The three-year-old Shetland stallion called Nasty was rounded up by the Council's Animal Warden Service during a dawn swoop on Bradford's Holme Wood estate.
Officers took away another stallion and four mares which are thought to have been left by travellers on a grazing area known as The Valley.
Dawn Chapman, 22, says Nasty was wrongly taken away from her five-year-old son Peter Turner.
But ward Councillor John Ruding (Lab, Tong) said the animal was illegally tethered on Bradford Council-owned land opposite Miss Chapman's home in Copgrove Road, Holme Wood.
He said: "I'm very sorry for this little boy but I would say to his parents that it is their responsibility to find somewhere legally to tether their pet before buying a horse.
"The problem of illegally tethered horses on the estate has been raised numerous times in neighbourhood forums and by individual members of the community.

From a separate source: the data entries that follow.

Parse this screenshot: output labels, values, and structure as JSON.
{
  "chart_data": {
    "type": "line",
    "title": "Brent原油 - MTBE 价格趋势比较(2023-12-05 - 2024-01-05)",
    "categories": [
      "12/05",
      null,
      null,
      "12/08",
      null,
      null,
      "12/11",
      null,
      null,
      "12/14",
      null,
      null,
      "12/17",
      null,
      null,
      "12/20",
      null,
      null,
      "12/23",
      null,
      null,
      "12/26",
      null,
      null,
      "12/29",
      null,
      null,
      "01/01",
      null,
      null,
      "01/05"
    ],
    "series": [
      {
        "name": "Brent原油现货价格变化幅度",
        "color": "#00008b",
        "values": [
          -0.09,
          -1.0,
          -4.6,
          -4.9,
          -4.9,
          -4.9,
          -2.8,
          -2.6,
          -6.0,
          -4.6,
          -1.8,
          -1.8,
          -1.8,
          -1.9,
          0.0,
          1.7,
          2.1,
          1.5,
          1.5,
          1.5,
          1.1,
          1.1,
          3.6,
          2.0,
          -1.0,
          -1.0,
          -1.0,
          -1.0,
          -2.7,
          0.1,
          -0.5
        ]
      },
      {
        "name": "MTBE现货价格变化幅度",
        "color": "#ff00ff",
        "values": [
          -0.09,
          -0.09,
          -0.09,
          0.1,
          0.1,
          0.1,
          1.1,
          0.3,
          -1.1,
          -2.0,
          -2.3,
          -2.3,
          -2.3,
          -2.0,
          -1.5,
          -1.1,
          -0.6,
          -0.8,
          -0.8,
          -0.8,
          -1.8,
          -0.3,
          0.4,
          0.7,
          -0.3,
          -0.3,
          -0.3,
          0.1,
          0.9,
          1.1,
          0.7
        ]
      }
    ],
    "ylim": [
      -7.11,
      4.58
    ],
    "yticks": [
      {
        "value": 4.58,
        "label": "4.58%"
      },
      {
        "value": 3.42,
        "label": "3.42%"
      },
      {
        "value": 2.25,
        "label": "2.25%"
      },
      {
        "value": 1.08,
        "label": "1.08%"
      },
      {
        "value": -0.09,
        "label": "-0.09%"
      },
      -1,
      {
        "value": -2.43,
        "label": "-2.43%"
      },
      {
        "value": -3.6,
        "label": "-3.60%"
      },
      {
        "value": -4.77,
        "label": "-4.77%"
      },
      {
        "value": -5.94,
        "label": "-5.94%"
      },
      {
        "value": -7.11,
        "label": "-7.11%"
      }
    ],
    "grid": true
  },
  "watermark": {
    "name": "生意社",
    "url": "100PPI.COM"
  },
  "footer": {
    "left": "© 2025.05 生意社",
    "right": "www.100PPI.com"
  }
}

"This is not the first and it won't be the last raid on the estate. We intend to keep these illegally tethered horses off our land for the benefit of the whole community."
The seized horses are being kept at a secret location and will be sold off at auction if their owners do not pay for their stabling costs within 14 days.
Mrs Chapman said she was given the pony when it was only two months old.
She and her partner, also called Peter Turner, 25, who also have a two-year-old son called Lewis, are both unemployed and cannot afford to pay the £350 to get Nasty back.
She said: "My little son Pete just keeps on asking me when Nasty is coming back, he devastated. I've always kept Nasty close to my home and I've had him in my garden before now.
"The Council never gave me any warning and I didn't know you couldn't tether them on their land, it's only a piece of wasteland anyway."